Por outro lado, quando o atraso é muito grande, tendemos a retroagir os ponteiros no tentame de alcançar o ajuste desejado.

As duas ações podem danificar o mecanismo. Contudo, o ato costumeiro de retroceder parece ser mais prejudicial, pois, embora o relógio seja circular, o tempo real é contínuo. Ele avança inexoravelmente e deixa para traz tudo que não corre com ele.

O avanço do tempo já é conhecido desde Jesus Cristo, que reprova aos fariseus e saduceus a incapacidade de não saberem lê-lo, embora reconheçam elementos sutis, como a mudança do vento ou a época das tormentas, mas não sabem discernir os sinais, os verdadeiros sinais do tempo (Mt 16,4).

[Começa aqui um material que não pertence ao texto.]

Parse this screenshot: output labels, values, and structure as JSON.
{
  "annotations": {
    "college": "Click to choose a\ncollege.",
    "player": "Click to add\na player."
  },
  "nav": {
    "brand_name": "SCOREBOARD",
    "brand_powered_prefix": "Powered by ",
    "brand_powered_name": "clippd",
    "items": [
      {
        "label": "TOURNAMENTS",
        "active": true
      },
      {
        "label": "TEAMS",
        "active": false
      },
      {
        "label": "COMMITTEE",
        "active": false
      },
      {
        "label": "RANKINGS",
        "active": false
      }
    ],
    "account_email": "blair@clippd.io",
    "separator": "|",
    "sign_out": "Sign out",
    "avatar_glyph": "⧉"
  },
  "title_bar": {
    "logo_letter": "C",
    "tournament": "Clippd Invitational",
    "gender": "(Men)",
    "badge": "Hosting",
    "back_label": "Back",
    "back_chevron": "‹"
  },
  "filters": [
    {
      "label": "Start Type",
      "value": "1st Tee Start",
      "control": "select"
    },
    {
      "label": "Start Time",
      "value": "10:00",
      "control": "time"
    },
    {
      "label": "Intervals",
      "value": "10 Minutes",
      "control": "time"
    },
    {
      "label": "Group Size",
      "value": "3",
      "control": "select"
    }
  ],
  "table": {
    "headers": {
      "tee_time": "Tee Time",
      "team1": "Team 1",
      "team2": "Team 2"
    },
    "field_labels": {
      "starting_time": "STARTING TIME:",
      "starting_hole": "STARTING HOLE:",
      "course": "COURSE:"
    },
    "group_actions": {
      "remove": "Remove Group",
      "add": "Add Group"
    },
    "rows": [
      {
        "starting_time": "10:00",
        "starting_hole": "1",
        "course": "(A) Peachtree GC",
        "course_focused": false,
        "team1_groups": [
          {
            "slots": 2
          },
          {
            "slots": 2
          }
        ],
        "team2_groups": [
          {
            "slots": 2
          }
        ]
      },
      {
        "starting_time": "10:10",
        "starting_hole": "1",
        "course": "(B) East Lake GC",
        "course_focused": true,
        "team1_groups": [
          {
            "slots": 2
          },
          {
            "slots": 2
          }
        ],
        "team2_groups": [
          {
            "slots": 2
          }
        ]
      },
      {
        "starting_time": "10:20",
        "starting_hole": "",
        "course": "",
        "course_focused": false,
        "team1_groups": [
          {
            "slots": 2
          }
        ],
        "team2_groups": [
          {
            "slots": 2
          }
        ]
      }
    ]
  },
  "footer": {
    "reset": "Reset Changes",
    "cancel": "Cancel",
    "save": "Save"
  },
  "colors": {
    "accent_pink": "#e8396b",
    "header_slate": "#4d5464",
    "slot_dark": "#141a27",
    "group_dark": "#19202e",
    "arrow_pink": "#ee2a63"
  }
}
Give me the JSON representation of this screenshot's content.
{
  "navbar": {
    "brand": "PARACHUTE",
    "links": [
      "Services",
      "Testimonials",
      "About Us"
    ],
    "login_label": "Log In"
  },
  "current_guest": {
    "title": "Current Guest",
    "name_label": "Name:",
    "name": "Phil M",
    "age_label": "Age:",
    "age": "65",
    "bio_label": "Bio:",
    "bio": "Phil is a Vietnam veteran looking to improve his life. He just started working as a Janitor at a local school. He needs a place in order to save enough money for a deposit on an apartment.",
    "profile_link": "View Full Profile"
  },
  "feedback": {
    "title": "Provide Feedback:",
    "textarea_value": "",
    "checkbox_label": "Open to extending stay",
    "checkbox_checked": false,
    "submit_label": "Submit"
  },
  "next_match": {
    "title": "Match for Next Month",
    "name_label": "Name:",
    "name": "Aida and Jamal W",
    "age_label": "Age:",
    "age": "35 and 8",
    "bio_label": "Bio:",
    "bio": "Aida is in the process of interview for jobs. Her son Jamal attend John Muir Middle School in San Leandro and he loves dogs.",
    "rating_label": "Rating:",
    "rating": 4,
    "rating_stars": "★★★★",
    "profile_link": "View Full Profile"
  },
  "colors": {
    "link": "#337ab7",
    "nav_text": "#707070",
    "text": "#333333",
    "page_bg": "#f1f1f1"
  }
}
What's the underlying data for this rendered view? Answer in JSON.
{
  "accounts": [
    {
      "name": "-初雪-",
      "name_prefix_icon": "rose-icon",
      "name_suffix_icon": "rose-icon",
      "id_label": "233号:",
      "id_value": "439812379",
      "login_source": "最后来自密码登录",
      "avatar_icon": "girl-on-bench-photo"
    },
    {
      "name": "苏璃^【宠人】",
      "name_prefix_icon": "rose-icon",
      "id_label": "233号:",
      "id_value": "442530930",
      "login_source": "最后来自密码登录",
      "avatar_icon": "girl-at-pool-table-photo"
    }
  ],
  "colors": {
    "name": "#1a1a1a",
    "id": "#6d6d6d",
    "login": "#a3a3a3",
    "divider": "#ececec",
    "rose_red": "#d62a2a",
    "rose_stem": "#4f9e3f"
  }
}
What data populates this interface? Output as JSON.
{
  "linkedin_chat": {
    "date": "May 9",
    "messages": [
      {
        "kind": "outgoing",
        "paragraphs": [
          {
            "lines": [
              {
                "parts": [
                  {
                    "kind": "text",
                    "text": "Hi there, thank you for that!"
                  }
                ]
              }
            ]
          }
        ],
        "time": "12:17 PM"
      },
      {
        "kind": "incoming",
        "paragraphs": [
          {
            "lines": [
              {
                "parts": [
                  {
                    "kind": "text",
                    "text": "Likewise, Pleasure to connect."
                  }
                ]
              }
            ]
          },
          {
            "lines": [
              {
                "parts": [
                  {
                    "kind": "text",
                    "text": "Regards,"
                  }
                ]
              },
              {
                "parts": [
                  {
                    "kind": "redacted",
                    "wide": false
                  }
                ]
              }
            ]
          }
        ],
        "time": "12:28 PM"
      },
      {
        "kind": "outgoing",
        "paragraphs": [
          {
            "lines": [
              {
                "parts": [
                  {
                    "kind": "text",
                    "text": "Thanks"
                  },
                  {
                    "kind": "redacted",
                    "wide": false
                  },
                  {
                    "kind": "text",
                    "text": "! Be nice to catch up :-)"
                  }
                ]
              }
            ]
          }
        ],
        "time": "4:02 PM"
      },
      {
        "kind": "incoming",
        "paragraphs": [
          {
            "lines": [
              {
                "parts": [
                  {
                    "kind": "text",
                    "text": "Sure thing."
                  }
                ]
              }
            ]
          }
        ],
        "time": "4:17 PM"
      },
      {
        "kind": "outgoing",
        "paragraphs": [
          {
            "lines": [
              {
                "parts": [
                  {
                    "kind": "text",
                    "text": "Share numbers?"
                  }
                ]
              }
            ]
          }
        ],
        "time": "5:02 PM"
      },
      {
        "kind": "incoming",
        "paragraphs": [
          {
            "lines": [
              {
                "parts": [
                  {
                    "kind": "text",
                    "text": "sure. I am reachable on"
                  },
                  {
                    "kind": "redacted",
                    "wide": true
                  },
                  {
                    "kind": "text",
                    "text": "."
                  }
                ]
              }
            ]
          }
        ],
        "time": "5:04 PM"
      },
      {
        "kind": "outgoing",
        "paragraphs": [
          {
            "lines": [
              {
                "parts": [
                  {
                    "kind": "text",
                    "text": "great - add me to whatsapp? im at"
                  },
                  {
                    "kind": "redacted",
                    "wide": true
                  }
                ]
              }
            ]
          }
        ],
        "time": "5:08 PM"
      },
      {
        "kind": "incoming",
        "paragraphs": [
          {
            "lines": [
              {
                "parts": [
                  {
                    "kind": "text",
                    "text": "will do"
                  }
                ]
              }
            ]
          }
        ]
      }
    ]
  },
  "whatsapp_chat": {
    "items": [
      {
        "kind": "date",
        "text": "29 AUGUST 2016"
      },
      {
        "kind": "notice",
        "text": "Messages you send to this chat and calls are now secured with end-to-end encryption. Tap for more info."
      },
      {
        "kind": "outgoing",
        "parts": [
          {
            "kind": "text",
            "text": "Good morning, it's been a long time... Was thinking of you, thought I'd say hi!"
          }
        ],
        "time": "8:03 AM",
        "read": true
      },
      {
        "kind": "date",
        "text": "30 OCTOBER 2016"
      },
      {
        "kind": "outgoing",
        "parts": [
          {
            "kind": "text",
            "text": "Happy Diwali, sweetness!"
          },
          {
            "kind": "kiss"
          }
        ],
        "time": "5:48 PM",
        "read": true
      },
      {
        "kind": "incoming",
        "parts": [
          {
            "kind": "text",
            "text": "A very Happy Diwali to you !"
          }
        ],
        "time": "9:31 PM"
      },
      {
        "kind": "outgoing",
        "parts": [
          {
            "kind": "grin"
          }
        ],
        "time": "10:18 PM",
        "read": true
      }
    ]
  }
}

Ajustar os ponteiros é uma necessidade e urgência. Temos que fazê-lo quase que constantemente. A todo instante operamos pequenos ajustes, como num texto que vai se moldando até se tornar melódico e palatável. Mas agora estamos nos contornos da história.

Nos contornos da história, o adiantamento do tempo costuma ser épico, imprevisível e não muito aprazível. Mas, como tudo já está posto, não se pode parar o seu progresso.

A sensação de que seja possível retroagir é insana. Ela só atrasa ainda mais o tempo, lançando para depois a imperiosa necessidade de correção. Aumentando, assim, a distância entre o que é e o que deveria ser.

Enquanto não conseguirmos adiantar os ponteiros, uma façanha equivalente à de reorganizar a nossa visão de mundo, da vida, do futuro, do céu e da terra [...], sem esperanças seguras de reconstrução, mas necessitadas de avançar, viveremos essa terrível sensação de que os relógios estão atrasados.